В тот злополучный день, когда Анна Игоревна ослепла, она с мужем и дочерью отправилась к знакомому на день рождения. Их друг жил на четвёртом этаже. Гуляли весело, гостей было немного – собрались только свои. По словам хозяина квартиры, у них за стеной жили неблагополучные соседи. Вечно у них там что-то случалось – то воду забудут закрыть, то пожар устроят, то гремят до утра. Что с ними только не делали. Участковый побеседует, два-три дня поживут спокойно, и снова всё начинается.

Друзья Кривошеевых даже собирались в другой микрорайон переехать. Но не успели. В тот вечер в квартире соседей взорвался газ. Как потом выяснилось, их самих не было дома. Уйдя из квартиры, они забыли перекрыть колонку. Взрыв был такой силы, что квартиру именинника разнесло в клочья. Один из гостей погиб, остальных ранило. Маша чудом не пострадала – она в момент взрыва находилась в дальней комнате, но перепугалась страшно – первые две недели даже не разговаривала. Константин Александрович с переломами провалялся несколько месяцев в больнице. А Аннушка навсегда лишилась зрения.

Не знаю, как сейчас живут те люди, из-за которых случилась страшная беда, но от такого греха, им, видимо, уже никогда не отмыться. Анна Игоревна поначалу даже хотела руки на себя наложить, но сердобольные друзья и родственники постепенно вернули её к жизни.

Внезапно ослепший человек вначале считает, что это конец жизни, что дальше жить просто нет смысла. Но постепенно свыкается со своим недугом, привыкает к новому состоянию и начинает думать больше не о себе, а своих близких, о своём предназначении. Слышал однажды, как Аннушка беседовала с подругой.

– Смирилась я уже, Викуся, – тихо сказала она, – что теперь уже поделаешь. Видимо, Бог взял такую плату за жизнь моих Машеньки и Кости. Лучше пусть я буду слепой, чем хоронить своих близких. Да и приноровилась уже. Работаю, пишу…

– Ты у нас умница, – подбодрила Вика. – И мы тебя любим, в беде не бросим.

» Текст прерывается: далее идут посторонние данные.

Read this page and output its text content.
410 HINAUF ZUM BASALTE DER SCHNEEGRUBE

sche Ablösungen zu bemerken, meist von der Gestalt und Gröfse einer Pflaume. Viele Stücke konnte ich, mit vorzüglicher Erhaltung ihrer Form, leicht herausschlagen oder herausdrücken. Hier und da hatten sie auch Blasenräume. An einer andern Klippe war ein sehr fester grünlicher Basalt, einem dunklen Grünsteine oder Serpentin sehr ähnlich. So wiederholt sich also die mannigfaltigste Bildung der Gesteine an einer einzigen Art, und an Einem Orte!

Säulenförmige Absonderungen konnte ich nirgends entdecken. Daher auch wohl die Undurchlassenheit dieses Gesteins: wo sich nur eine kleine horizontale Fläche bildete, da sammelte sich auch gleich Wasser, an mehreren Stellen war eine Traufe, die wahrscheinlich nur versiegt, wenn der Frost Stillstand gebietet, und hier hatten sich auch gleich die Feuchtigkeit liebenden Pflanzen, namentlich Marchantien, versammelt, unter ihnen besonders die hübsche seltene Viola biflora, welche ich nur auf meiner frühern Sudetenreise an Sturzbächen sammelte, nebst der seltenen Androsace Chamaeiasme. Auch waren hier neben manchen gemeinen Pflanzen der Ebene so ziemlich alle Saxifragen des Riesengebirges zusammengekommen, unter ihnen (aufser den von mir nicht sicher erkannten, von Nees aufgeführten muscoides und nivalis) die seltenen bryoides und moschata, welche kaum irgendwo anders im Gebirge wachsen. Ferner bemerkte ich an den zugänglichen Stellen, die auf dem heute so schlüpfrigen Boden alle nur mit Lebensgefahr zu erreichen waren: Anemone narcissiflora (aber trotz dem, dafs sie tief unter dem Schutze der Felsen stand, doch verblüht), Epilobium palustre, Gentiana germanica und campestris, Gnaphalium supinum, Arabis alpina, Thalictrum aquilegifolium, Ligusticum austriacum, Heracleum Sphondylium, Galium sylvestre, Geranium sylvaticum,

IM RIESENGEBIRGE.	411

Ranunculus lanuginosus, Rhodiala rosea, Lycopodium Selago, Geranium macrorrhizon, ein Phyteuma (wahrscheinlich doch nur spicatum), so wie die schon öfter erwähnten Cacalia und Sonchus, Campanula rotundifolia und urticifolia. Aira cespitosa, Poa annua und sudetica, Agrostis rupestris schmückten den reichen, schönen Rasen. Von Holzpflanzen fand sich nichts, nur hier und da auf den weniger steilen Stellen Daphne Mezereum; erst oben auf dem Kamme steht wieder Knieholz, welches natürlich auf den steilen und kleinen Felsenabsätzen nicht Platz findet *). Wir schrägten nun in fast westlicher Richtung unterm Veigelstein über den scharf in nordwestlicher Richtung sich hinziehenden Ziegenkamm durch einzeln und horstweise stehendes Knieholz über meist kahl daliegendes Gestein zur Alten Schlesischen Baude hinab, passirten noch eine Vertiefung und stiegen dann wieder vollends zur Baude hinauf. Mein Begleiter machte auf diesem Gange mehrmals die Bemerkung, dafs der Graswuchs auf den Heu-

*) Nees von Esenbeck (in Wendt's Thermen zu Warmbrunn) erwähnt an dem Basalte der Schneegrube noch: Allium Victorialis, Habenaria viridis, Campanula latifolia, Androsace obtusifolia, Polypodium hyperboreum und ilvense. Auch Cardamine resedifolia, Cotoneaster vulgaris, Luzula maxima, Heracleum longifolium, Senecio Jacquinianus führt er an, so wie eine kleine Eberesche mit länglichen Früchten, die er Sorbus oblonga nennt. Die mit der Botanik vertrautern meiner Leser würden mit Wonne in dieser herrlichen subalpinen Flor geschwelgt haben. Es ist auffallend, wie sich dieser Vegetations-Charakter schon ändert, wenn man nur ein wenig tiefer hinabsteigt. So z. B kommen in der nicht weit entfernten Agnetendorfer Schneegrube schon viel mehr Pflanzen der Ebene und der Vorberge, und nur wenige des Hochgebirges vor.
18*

– Это и придаёт силы, – улыбнулась Аннушка, – с вами никакие беды не страшны. Ты знаешь, Вик, а я ведь во сне вижу. Да, хожу по лесу, играю в волейбол, иногда даже машину вожу. Недавно приснился сон: сижу в кинотеатре. Смотрю на экран, а сама думаю: господи, да как же я всё это вижу? Я ведь совсем слепая. А мне с экрана какой-то доктор отвечает: «Вылечили мы вас, Анна Игоревна». Я не верю. Закрыла глаза руками и кричу: «Нет, нет, нет, это сон!», а доктор настаивает: «Да никакой не сон». А я ему всё равно не верю. И знаешь, что меня больше всего поразило в этом сне. Я хоть лицо и закрыла руками, всё равно продолжала видеть. Проснулась, долго соображала, к чему всё это?..

– Да, необычный сон, – подтвердила Виктория.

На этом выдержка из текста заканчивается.